Having a baby is so expensive. It can be really easy to get into a lot of debt just buying the essentials. What I didn’t realise was that so much of it can be spread out. Not all of it is needed straight away. And Grandparents are wonderful! They will often insist on buying some of the bigger items for you. If you’re about to have your first, put the credit card down. Here’s what you really need for your first month. Get the rest later:
A Moses Basket is the only place your little one needs to sleep for the first six weeks. You want to be able to move your sleeping baby around the house easily without waking him up. That way he can always be with you. He’ll need to sleep in your room, so you don’t have to rush into another room when he wants a night feed. And it means you can hear when he stirs. That way, you’re more likely to let yourself have a good sleep too.

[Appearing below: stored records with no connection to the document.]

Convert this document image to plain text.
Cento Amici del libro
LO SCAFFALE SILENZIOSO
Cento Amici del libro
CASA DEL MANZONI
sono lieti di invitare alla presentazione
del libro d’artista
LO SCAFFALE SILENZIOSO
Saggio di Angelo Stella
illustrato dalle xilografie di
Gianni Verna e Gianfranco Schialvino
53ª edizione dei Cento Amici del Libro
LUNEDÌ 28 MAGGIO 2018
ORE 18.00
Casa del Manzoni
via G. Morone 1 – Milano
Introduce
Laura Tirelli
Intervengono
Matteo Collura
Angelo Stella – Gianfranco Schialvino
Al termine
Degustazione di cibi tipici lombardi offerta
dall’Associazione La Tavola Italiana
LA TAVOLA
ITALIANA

Whether you choose cloth or disposable, you’re going to need a lot of nappies. They aren’t cheap. It might be best to wait until the birth before your partner nips to the store and buys them. That way you’ll be sure to get the right size! Babies can lose weight straight after birth, so buying nappies that seem small probably won’t be. Only use moist cotton wool to clean a newborn. Creams and wipes come later.
Grandparents, friends and family, will undoubtedly buy dozens of gorgeous outfits. What you need are the little onesies with press stud fastenings. This makes nappy changes easier. You’ll need two or three a day at first because newborns are messy little things. If you’re buying them in advance, buy white, so they’re not gender specific.
To get home from the hospital after birth you will need that car seat installed. Some pushchairs are part of a complete travel system. This means you get the car seat and other handy bits and pieces. Grandparents usually like to buy the pushchair, but if you get a say in it, see if the car seat can be included.
Breastfeeding is stressful enough at first without you getting aches and strains trying to hold your newborn in position. Use a nursing pillow to prop your baby up to the right height and spare your poor arms. You’ve done enough carrying for the last nine months!
Once you have these bits, you can manage for a little while. As you get to know your baby, and you become accustomed to Motherhood, you will find there are plenty of other products that can help make your life easier. Things change every week. But spreading the cost carefully can help make raising your child a little more affordable.
Even nursery furniture can wait until about six weeks after the birth. Of course, the nesting instinct may have you shopping for everything you’ll ever need well before it happens. Making a list can help you prioritize and budget for what you may need.